My parents taught me how to do my own laundry when I was 12. I can’t cook anything fancy, but I know how to avoid starvation if dinner’s not already prepared. And hey, I can also tie my own shoes and am fully potty-trained, just like a big kid.
According to a study at UCLA of 200,000 freshmen at 300 colleges, freshmen are reporting record stress levels. The study, which spans over the course of 25 years, found more students than ever rank their own mental health as “”below average.”” Researchers weren’t able to pinpoint exact reasons for why freshmen stress levels are on the rise, but say it’s likely related to the economy and a pressure to succeed.
That’s fair. Money is tight. The study found paternal unemployment was also at its highest since the study began measuring, and more of its participants took out loans. The economy sucks, and all of us are feeling it. The pressure to succeed is fair, too. Students have their futures in mind. We should be glad that they’re so goal-oriented and driven to achieve. There’s nothing to criticize there.

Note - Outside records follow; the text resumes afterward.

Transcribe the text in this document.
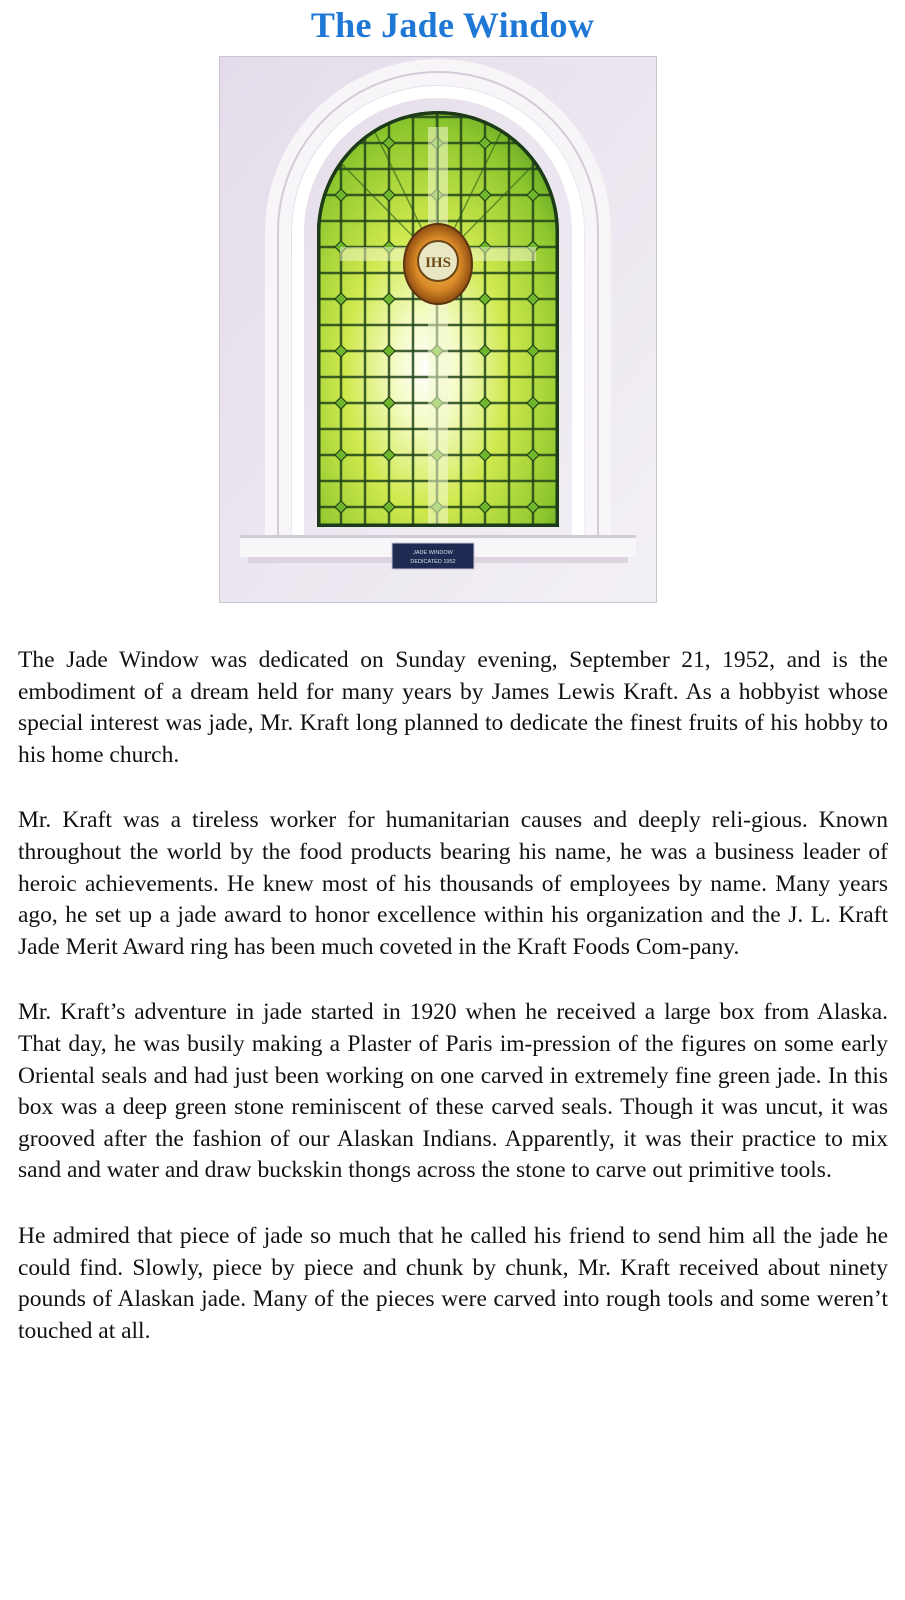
The Jade Window
IHS
JADE WINDOW
DEDICATED 1952

The Jade Window was dedicated on Sunday evening, September 21, 1952, and is the embodiment of a dream held for many years by James Lewis Kraft. As a hobbyist whose special interest was jade, Mr. Kraft long planned to dedicate the finest fruits of his hobby to his home church.

Mr. Kraft was a tireless worker for humanitarian causes and deeply reli-gious. Known throughout the world by the food products bearing his name, he was a business leader of heroic achievements. He knew most of his thousands of employees by name. Many years ago, he set up a jade award to honor excellence within his organization and the J. L. Kraft Jade Merit Award ring has been much coveted in the Kraft Foods Com-pany.

Mr. Kraft’s adventure in jade started in 1920 when he received a large box from Alaska. That day, he was busily making a Plaster of Paris im-pression of the figures on some early Oriental seals and had just been working on one carved in extremely fine green jade. In this box was a deep green stone reminiscent of these carved seals. Though it was uncut, it was grooved after the fashion of our Alaskan Indians. Apparently, it was their practice to mix sand and water and draw buckskin thongs across the stone to carve out primitive tools.

He admired that piece of jade so much that he called his friend to send him all the jade he could find. Slowly, piece by piece and chunk by chunk, Mr. Kraft received about ninety pounds of Alaskan jade. Many of the pieces were carved into rough tools and some weren’t touched at all.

The problem is that, despite apparently being so conscientious about money and accomplishment, freshmen do not come to college prepared for real life. They have their extra-long sheets and their microwaves, their bulletin boards and shiny new Macbook Pros. But they don’t know what to do when the window won’t open, or the toilet won’t flush or their roommate is a jerk. They’ve never had to solve their own problems.
Too many teens arrive at school without any idea of how to take care of themselves. Suddenly, dinner’s not just on the table and clothes aren’t magically hung in the closet. There’s reading to do, an essay to write and a new episode of “”Glee”” on TV. The next thing you know, you’ve busted through your CatCard meal plan and you’re wearing your shirts inside out. The book’s not open and the essay’s still a blank Word document. But you did finish watching “”Glee.””
Desperation sets in. You call Mom, who sends you some money for food, talks your resident assistant into teaching you how to separate the whites from the darks and asks your professor for an extension. And it’s all crap, because all you learned from the experience were the words to an ‘80s hit song by Journey.
Stress isn’t a bad thing if you learn how to cope with it. Parents who coddle their children up until the first day of the semester are just sentencing their kids to a rude awakening, in which their children rank their own mental health as “”below average”” because life just got hard. Sometimes you only learn how to deal with stress if you dye your socks pink first, or you fail an exam or write a bad paper. You will make mistakes, and these mistakes will feel awful. But they are not the end of the world, as record stress levels would suggest.
Shit happens. Stress happens. But you keep your big kid pants on, and you try to take care of it yourself before you go running to your parents. Don’t stop believing, kiddo.